Assim, o lasmiditano supõe uma causa mais baseada nos nervos da dor da enxaqueca do que uma causa vascular (vaso sanguíneo). Isso pode explicar por que os triptanos não funcionam para alguns enxaquecosos.
Outras terapias inovadoras
Ainda é muito cedo para dizer como a lasmiditana se sairá, mas pelo menos há novas opções emergindo, e elas estão mudando a maneira como entendemos como as enxaquecas se desenvolvem. Por exemplo, uma vez que o sistema trigeminal é ativado durante uma enxaqueca, substâncias como o peptídeo relacionado ao gene da calcitonina (CGRP) são liberadas. Estes, por sua vez, ampliam os vasos sanguíneos ao redor do cérebro. Medicamentos que bloqueiam a proteína CGRP, seja ligando-se diretamente a ela ou ligando-se ao seu receptor, estão sendo desenvolvidos, e os primeiros estudos são promissores.

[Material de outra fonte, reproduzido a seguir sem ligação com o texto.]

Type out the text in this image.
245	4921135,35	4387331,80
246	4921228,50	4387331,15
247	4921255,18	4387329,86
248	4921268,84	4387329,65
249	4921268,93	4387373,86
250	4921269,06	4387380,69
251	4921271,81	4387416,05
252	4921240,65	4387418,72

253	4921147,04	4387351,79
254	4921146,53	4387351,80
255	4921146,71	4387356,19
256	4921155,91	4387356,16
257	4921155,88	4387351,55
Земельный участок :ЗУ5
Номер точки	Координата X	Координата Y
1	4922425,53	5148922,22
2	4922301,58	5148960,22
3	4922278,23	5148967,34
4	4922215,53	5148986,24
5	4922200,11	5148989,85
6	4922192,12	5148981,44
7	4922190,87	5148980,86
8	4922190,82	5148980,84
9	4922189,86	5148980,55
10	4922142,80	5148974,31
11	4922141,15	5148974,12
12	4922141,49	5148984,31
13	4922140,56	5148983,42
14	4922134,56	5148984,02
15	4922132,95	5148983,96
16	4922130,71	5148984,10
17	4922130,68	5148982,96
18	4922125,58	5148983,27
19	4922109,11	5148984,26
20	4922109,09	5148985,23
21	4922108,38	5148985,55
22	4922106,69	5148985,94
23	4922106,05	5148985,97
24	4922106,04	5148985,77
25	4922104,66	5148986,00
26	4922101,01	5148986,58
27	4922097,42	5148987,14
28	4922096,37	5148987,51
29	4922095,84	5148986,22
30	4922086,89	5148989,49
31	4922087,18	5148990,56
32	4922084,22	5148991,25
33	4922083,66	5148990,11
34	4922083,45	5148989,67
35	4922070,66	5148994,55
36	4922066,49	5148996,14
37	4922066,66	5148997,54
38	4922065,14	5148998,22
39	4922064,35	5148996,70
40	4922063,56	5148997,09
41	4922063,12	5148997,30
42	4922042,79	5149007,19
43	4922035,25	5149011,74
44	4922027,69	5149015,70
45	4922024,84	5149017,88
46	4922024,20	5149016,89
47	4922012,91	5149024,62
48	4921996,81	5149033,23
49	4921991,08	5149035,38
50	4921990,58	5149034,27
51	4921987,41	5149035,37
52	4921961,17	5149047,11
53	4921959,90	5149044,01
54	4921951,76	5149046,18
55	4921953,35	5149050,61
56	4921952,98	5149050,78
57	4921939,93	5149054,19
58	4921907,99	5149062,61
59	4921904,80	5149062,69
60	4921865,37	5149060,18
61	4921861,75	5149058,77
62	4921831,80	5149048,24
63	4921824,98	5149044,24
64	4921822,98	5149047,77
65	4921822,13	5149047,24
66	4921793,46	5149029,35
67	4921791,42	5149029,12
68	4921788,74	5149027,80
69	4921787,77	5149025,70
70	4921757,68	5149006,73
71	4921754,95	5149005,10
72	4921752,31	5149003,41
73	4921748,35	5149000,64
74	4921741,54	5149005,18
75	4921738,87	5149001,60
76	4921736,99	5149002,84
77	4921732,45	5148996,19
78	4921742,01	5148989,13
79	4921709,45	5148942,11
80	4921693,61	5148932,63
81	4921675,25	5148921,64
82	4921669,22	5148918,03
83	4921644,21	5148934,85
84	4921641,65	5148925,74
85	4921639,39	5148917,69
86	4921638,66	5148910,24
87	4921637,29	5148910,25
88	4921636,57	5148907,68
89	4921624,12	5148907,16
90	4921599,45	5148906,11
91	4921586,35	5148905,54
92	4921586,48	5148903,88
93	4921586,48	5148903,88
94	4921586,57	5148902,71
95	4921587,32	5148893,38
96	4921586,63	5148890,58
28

Além disso, e ainda mais excitantes são os dispositivos (não medicamentos) que estimulam certos nervos, como o nervo vago ou o nervo supra-orbital. Estas podem ser boas escolhas para pessoas que não podem tomar ou tolerar as drogas atuais para a enxaqueca oral. No entanto, eles podem ser caros e a cobertura de seguro pode ser um problema.
Uma palavra de
No geral, a grande figura aqui é que o lasmiditan pareceu ser eficaz em dois estudos de fase II para aliviar a dor da enxaqueca. Mas, é importante lembrar que estudos maiores são necessários ( estudos fase III ) para eliminar os efeitos colaterais do sistema nervoso, já que estes podem ser fatores limitantes para algumas pessoas. A boa notícia é que há estudos de fase III em curso ou em curso neste momento.